Buat teman-teman berumur yang belum juga memiliki pasangan, galau menikah agaknya menjadi topik umum yang tak perlu dirahasiakan lagi. Melihat satu demi satu temannya melepas masa lajang, bukan tak mungkin kadar kegalauan itu meningkat pula. Tetapi jika pada akhirnya mereka telah menikah, barangkali mereka akan tersenyum dan menghela nafas, “Legaaa…”.
Ya, mungkin mereka lega karena kegalauan mereka berakhir.
Mungkin mereka lega karena akhirnya mereka laku juga (hm, lagi-lagi disamakan dengan sebuah barang).
Tetapi, sebenarnya ada sebuah kelegaan yang memang pantas untuk dibarengi
dengan hembusan nafas. Mereka layak lega karena telah mendapat separuh diennya.

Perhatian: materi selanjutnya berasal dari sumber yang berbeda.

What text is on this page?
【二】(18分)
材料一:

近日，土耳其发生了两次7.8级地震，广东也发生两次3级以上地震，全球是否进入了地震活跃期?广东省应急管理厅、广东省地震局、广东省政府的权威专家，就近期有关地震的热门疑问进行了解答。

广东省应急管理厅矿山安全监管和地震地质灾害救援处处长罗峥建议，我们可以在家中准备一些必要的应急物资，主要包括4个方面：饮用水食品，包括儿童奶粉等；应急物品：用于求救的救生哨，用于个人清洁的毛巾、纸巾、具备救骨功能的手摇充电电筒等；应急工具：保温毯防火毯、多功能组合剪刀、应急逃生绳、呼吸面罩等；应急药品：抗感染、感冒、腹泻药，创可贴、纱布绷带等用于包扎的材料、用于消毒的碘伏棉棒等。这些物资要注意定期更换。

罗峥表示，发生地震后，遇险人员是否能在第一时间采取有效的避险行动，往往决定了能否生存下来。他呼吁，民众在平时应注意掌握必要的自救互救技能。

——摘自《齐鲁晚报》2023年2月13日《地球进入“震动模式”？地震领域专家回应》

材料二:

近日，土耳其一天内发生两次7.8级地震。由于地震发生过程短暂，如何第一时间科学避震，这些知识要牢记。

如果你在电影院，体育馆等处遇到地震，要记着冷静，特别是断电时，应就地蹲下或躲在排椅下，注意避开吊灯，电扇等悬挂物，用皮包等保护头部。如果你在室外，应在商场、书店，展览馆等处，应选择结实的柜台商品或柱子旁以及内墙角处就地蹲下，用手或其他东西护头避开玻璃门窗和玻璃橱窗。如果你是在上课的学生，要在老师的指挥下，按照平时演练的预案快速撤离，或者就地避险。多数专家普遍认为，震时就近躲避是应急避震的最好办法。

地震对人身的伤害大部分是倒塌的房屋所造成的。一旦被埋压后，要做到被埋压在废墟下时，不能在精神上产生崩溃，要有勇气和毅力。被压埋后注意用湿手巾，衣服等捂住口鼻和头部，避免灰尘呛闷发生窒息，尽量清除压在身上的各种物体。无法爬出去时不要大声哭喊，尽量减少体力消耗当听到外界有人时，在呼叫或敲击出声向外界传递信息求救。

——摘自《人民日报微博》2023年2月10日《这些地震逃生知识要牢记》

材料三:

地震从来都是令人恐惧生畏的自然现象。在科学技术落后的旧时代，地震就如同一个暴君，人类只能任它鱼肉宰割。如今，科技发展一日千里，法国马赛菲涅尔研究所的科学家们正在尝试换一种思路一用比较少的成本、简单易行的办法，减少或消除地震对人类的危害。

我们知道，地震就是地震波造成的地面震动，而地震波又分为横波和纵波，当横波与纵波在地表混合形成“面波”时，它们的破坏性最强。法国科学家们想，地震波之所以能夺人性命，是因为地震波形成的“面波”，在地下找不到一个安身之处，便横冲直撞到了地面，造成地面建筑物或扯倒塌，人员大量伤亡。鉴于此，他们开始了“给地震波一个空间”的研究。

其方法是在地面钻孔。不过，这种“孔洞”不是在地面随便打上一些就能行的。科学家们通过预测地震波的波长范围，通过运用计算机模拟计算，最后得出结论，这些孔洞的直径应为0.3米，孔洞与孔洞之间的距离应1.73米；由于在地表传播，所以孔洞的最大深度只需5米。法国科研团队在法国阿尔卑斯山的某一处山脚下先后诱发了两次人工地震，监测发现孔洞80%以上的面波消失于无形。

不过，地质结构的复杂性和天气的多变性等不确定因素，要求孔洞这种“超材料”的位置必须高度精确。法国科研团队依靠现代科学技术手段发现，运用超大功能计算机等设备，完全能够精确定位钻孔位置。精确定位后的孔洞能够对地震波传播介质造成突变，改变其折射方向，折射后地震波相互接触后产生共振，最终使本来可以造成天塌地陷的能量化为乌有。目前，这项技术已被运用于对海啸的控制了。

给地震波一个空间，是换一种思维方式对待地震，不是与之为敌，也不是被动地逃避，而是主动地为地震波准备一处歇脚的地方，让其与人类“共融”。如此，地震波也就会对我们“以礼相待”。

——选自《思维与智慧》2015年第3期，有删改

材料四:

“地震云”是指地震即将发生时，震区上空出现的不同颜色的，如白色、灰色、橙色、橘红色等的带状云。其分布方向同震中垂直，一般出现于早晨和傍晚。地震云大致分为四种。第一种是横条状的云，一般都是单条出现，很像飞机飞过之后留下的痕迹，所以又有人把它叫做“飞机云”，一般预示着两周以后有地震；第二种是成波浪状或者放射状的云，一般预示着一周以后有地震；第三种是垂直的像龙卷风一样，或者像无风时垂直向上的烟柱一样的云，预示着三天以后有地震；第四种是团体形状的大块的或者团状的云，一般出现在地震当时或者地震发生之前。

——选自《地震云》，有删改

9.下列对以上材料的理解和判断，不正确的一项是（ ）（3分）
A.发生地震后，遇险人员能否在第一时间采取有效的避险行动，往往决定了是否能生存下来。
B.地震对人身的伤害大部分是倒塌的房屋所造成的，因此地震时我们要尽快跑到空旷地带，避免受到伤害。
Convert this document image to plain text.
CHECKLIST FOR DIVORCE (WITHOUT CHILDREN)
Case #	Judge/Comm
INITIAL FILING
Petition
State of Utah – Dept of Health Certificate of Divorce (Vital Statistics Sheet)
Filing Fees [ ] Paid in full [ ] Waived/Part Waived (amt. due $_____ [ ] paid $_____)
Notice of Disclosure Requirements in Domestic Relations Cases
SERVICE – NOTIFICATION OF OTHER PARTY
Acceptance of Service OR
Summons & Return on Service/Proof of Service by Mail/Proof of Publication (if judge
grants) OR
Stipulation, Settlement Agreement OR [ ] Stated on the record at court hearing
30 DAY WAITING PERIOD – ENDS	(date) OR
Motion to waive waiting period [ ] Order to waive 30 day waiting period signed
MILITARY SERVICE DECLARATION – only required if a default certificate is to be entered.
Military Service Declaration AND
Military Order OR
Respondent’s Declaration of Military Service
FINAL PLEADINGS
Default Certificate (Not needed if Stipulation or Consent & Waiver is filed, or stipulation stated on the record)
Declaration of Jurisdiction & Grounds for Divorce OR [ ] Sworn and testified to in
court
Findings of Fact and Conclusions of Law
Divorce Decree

Mencari agama bukanlah hal yang mudah. Memiiki seorang ayah
kyai, belum tentu anaknya akan ikut mumpuni. Bahkan tak jarang orang
gonta-ganti agama demi mendapatkan kepuasaan di manakah ia merasa nyaman untuk
benar-benar menghamba. Dan tanpa basa-basi, Allah Subhanahu wa ta’ala
menghadiahkan separuh dien hanya dengan menikah. Bukankah sangat melegakan?
Tetapi masih ada saja orang yang tak bersyukur dengan
separuh dien itu. Ada yang protes, “kenapa hanya separuh?” Serakah mungkin.
Tetapi, apa jadinya jika ternyata seratus persen dien diperoleh dengan menikah?
Bayangkan jika kita menikah dengan orang yang salah.
Naudzubillah. Apa akibatnya jika demikian? Agama kita kemungkinan besar bisa
rusak seratus persen pula. Memang jika ternyata orang yang kita pilih adalah
orang yang ‘benar’, boleh jadi seratus persen agama itu akan didapatkan.
Tetapi, adakah yang bisa menjamin bahwa ia akan benar hingga akhir hayatnya?
Sedangkan Allah Subhanahu wa ta’ala sendiri adalah sang maha pembolak-balik
hati.
Maka, bersyukur kiranya menikah cukuplah separuh dien saja.
Dengan demikian ada separuh dien lagi yang harus diupayakan sendiri-sendiri.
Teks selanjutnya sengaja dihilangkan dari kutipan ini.